Над Севастополем и окрестностями стояла красивая ночь. Становилось холоднее.

ГЛАВА IX

I

Был восьмой час вечера, когда Бугай с Маркушкой, минуя «Грибок», подошли к четвертому бастиону.

— Вам чего? — спросил часовой у входа в бастион.

— Повидать одного матросика знакомого. А мальчонку отец! — невольно понижая голос, проговорил Бугай.

— Что ж, иди. Только спят все… Вахтенных спроси…

На площадке бастиона, залитого месяцем, под заряженными пушками и у пушек лежали матросы, покрытые бушлатами, с шапками на головах. Среди тишины раздавался храп спящих.

Только несколько «вахтенных» стояли у банкета [53] и по углам бастиона и взглядывали «вперед» на чужие батареи. А «вахтенный» офицер — молодой мичман, сидя верхом на пушке, поглядывал то вперед, то на звезды и тихо напевал какой-то романс.

Старик и мальчик торопливо подошли к тому углу бастиона, где стояло орудие, из которого Ткаченко обещал «шугануть» француза.

Они жадно заглядывали в лица спавших у орудия.

Пересмотрели всех.

Не было черномазого, как жук, заросшего волосами Игната. Не было ни одного из тех матросов, которых видели за обедом Бугай и Маркушка, когда были на бастионе в гостях у Ткаченко, за несколько дней до первой бомбардировки.

Все незнакомые лица.

— Дяденька! Где же тятька? — надрывающим тихим голосом спросил Маркушка, испуганно заглядывая в глаза Бугая.

— Может, у другой орудии! — еще тише промолвил Бугай, отводя в сторону взгляд, точно чем-то виноватый перед мальчиком, который сейчас узнает, что отца нет в живых.

И спросил подошедшего вахтенного матроса:

— Где тут у вас Ткаченко?..

— Такого не знаю. Я на баксионе со вчерашнего дня… Вот мичмана спроси… Тот давно здесь… И хоть бы царапнуло… Он счастливый! — ответил матрос. — Ничего не поделаешь! — неожиданно прибавил он, словно бы отвечая себе на какой-то вопрос, появившийся в его уме.

Молодой мичман, чему-то улыбающийся, быть может луне, звездам и радости жизни, спрыгнул с орудия и, подбегая к нежданным гостям, ласково спросил:

— Да вы, братцы, кого ищете?

— Комендора Игната Ткаченко, ваше благородие…

— Мой тятька, ваше благородие!
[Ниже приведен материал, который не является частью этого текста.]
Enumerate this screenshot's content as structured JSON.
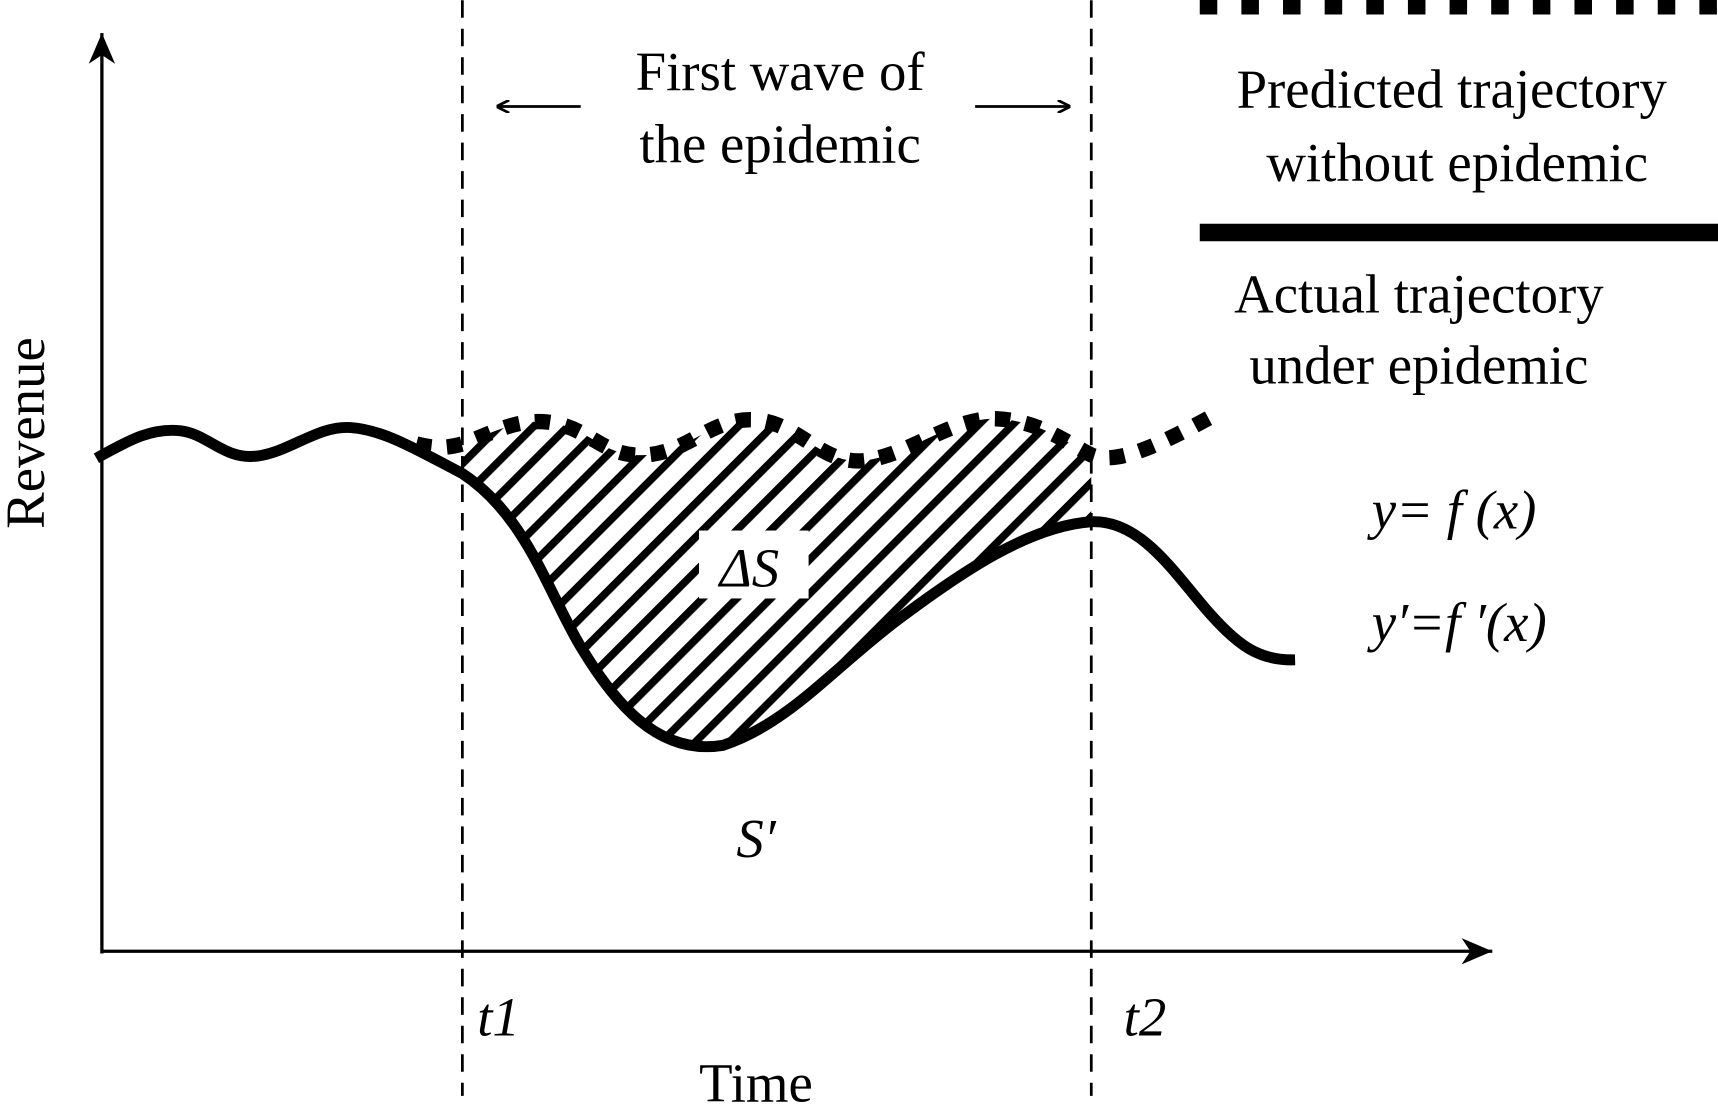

А мамка на днях умерла! — почему-то счел нужным прибавить Маркушка, словно бы инстинктивно желая отдалить ужас ответа.

И мичман это понял. И веселая улыбка внезапно сбежала с его пригожего, жизнерадостного лица.

— Твой отец жив, голубчик… Сегодня днем осколком ранило… Кажется, в ноги… Именно в ноги… Он в морском госпитале. Там поправят… Непременно поправят! — возбужденно и искренне говорил мичман.

Добрый, бесхитростный и необыкновенно простой в отношениях к людям всяких положений, этот жизнерадостный и всегда веселый мичман пользовался общей симпатией и начальства, и товарищей, и матросов, и севастопольских дам, и севастопольских торговок.

Недаром же почти все офицеры звали его «Володенькой», матросы — «Ласковым» и «Счастливым», дамы — «Милым мичманом», торговки — «Голубком», а сам Павел Степанович на днях на бастионе сказал ему: «Лихой вы мичман-с!»

Впечатлительный мичман в эти минуты старался уверить и себя — и главное ради мальчика — и его в том, что Ткаченко, унесенный с бастиона без ног, оторванных осколками бомбы, — будет жив.

Чем более жалел он Маркушку с его испуганными темными глазами, тем более и сам верил, что мальчик не останется круглой сиротой.

И мичман еще возбужденнее и увереннее сказал:

— И не таких раненых починяют. А твой отец крепкий, здоровый матрос. Его легче поправить… Поверь, голубчик…

— То-то и есть, Маркушка! — поддакнул Бугай, поверивший словам мичмана. — Валим в госпиталь, Маркушка. Пустят, ваше благородие?

— Отчего не пустить? Скажи там: «Сынишка, мол, раненого на четвертом бастионе». Пустят. А то вот записку дам… знакомому доктору…

Мичман подал Бугаю клочок бумаги. Потом подал Маркушке рубль и велел купить бутылку белого вина в лавке Соферо.

— Знаешь?

— Знаю.

— Отнеси вино отцу. Рюмку выпить полезно. Верно, доктор позволит. С богом, братцы… Кланяйся отцу, Маркушка.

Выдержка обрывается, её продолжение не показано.